You dont need these requirements if you choose to install with Docker

Xsweet uses Docker to be deployed, Configured, and installed on any machine whether its Linux , Mac, Windows... with one simple command . I created an Ubuntu image with docker, containing the honeypot and all its visualization applications needed (Elasticsearch, Logstash and Kibana) and the configuration files needed to run the whole system on your machine without any errors while installing , due to different OS systems or some python utilities or dependencies not being installed on your machine. Just Run This command and you are good to go without downloading anything:

sudo docker run -p 22:2222 ousamaag/docker-xsweet

Note: Make sure you don’t have any SSH servers running on your system or the app won’t work because it also runs on port 22.

All the attacker’s interaction with the honeypot whether he got access or not is logged in three files:

• attempts.txt: stores the (username:password) combination attempts with the timing.
• victim-ActualIPofTheAttacker.txt(Example: victim-10.10.10.10.txt): is the file where the executed commands of the attacker are logged after gaining access to the honeypot.
• xsweet.log: the file where the IP of the attacker and the key exchage is logged.

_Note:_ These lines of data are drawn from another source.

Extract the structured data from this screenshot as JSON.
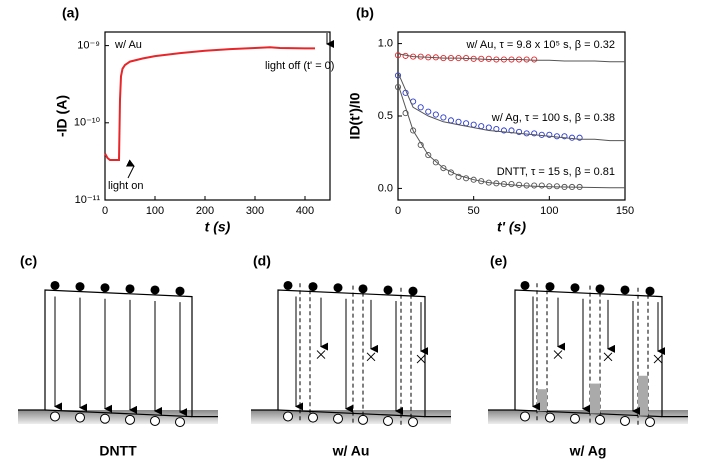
{
  "chart_data": [
    {
      "type": "line",
      "panel": "(a)",
      "xlabel": "t (s)",
      "ylabel": "-ID (A)",
      "log_y": true,
      "xlim": [
        0,
        450
      ],
      "xticks": [
        0,
        100,
        200,
        300,
        400
      ],
      "ylim": [
        1e-11,
        1.5e-09
      ],
      "yticks": [
        {
          "value": 1e-11,
          "label": "10⁻¹¹"
        },
        {
          "value": 1e-10,
          "label": "10⁻¹⁰"
        },
        {
          "value": 1e-09,
          "label": "10⁻⁹"
        }
      ],
      "color": "#e8262a",
      "x": [
        0,
        5,
        10,
        20,
        28,
        30,
        32,
        35,
        40,
        50,
        75,
        100,
        150,
        200,
        250,
        300,
        330,
        350,
        400,
        420
      ],
      "values": [
        4e-11,
        3.5e-11,
        3.3e-11,
        3.3e-11,
        3.3e-11,
        2e-10,
        4e-10,
        5e-10,
        5.6e-10,
        6.2e-10,
        6.8e-10,
        7.3e-10,
        8e-10,
        8.6e-10,
        9e-10,
        9.3e-10,
        9.5e-10,
        9.3e-10,
        9.2e-10,
        9.2e-10
      ],
      "annotations": [
        "w/ Au",
        "light on",
        "light off (t' = 0)"
      ]
    },
    {
      "type": "scatter",
      "panel": "(b)",
      "xlabel": "t' (s)",
      "ylabel": "ID(t')/I0",
      "xlim": [
        0,
        150
      ],
      "xticks": [
        0,
        50,
        100,
        150
      ],
      "ylim": [
        -0.08,
        1.08
      ],
      "yticks": [
        {
          "value": 0,
          "label": "0.0"
        },
        {
          "value": 0.5,
          "label": "0.5"
        },
        {
          "value": 1,
          "label": "1.0"
        }
      ],
      "fit_color": "#555555",
      "fit_x": [
        0,
        10,
        20,
        30,
        40,
        50,
        60,
        70,
        80,
        90,
        100,
        110,
        120,
        130,
        140,
        150
      ],
      "series": [
        {
          "name": "w/ Au, τ = 9.8 x 10⁵ s, β = 0.32",
          "color": "#e8262a",
          "x": [
            0,
            5,
            10,
            15,
            20,
            25,
            30,
            35,
            40,
            45,
            50,
            55,
            60,
            65,
            70,
            75,
            80,
            85,
            90
          ],
          "values": [
            0.92,
            0.915,
            0.91,
            0.91,
            0.905,
            0.905,
            0.9,
            0.9,
            0.9,
            0.9,
            0.895,
            0.895,
            0.895,
            0.89,
            0.89,
            0.89,
            0.89,
            0.89,
            0.89
          ],
          "fit": [
            0.93,
            0.91,
            0.905,
            0.9,
            0.9,
            0.895,
            0.89,
            0.89,
            0.89,
            0.885,
            0.885,
            0.88,
            0.88,
            0.88,
            0.875,
            0.875
          ]
        },
        {
          "name": "w/ Ag, τ = 100 s, β = 0.38",
          "color": "#2b3bd1",
          "x": [
            0,
            5,
            10,
            15,
            20,
            25,
            30,
            35,
            40,
            45,
            50,
            55,
            60,
            65,
            70,
            75,
            80,
            85,
            90,
            95,
            100,
            105,
            110,
            115,
            120
          ],
          "values": [
            0.78,
            0.66,
            0.6,
            0.56,
            0.53,
            0.51,
            0.49,
            0.47,
            0.46,
            0.45,
            0.44,
            0.43,
            0.42,
            0.41,
            0.4,
            0.4,
            0.39,
            0.38,
            0.38,
            0.37,
            0.37,
            0.36,
            0.36,
            0.35,
            0.35
          ],
          "fit": [
            0.8,
            0.56,
            0.5,
            0.46,
            0.44,
            0.42,
            0.4,
            0.39,
            0.38,
            0.37,
            0.36,
            0.35,
            0.34,
            0.34,
            0.33,
            0.33
          ]
        },
        {
          "name": "DNTT, τ = 15 s, β = 0.81",
          "color": "#555555",
          "x": [
            0,
            5,
            10,
            15,
            20,
            25,
            30,
            35,
            40,
            45,
            50,
            55,
            60,
            65,
            70,
            75,
            80,
            85,
            90,
            95,
            100,
            105,
            110,
            115,
            120
          ],
          "values": [
            0.7,
            0.52,
            0.4,
            0.3,
            0.23,
            0.18,
            0.14,
            0.11,
            0.08,
            0.07,
            0.06,
            0.05,
            0.04,
            0.035,
            0.03,
            0.03,
            0.025,
            0.02,
            0.02,
            0.02,
            0.015,
            0.015,
            0.01,
            0.01,
            0.01
          ],
          "fit": [
            0.72,
            0.4,
            0.23,
            0.14,
            0.09,
            0.06,
            0.04,
            0.03,
            0.02,
            0.015,
            0.012,
            0.01,
            0.008,
            0.006,
            0.005,
            0.004
          ]
        }
      ]
    }
  ],
  "diagrams": [
    {
      "panel": "(c)",
      "label": "DNTT"
    },
    {
      "panel": "(d)",
      "label": "w/ Au"
    },
    {
      "panel": "(e)",
      "label": "w/ Ag"
    }
  ]
}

If you downloaded Xsweet with Docker, you'll get it automatically configured with Kibana, Logstash and Elastic Search.

When we collect all these log files, Logstash takes them as input and parses and extracts key words such as username, password, IP,and timing from these logs. Logstash then sends these keywords to elastic search. Elasticsearch stores them and sends them to Kibana to be viewed in charts and graphs according to these keywords.

An attacker tries to compromise our system with SSH bruteforcing, whether he connects or not everything is logged, if he gains access,the commands used inside the session are logged. After everything is logged, these log files are fetched to Logstash. Logstash takes care of them as mentioned in the previous model routing.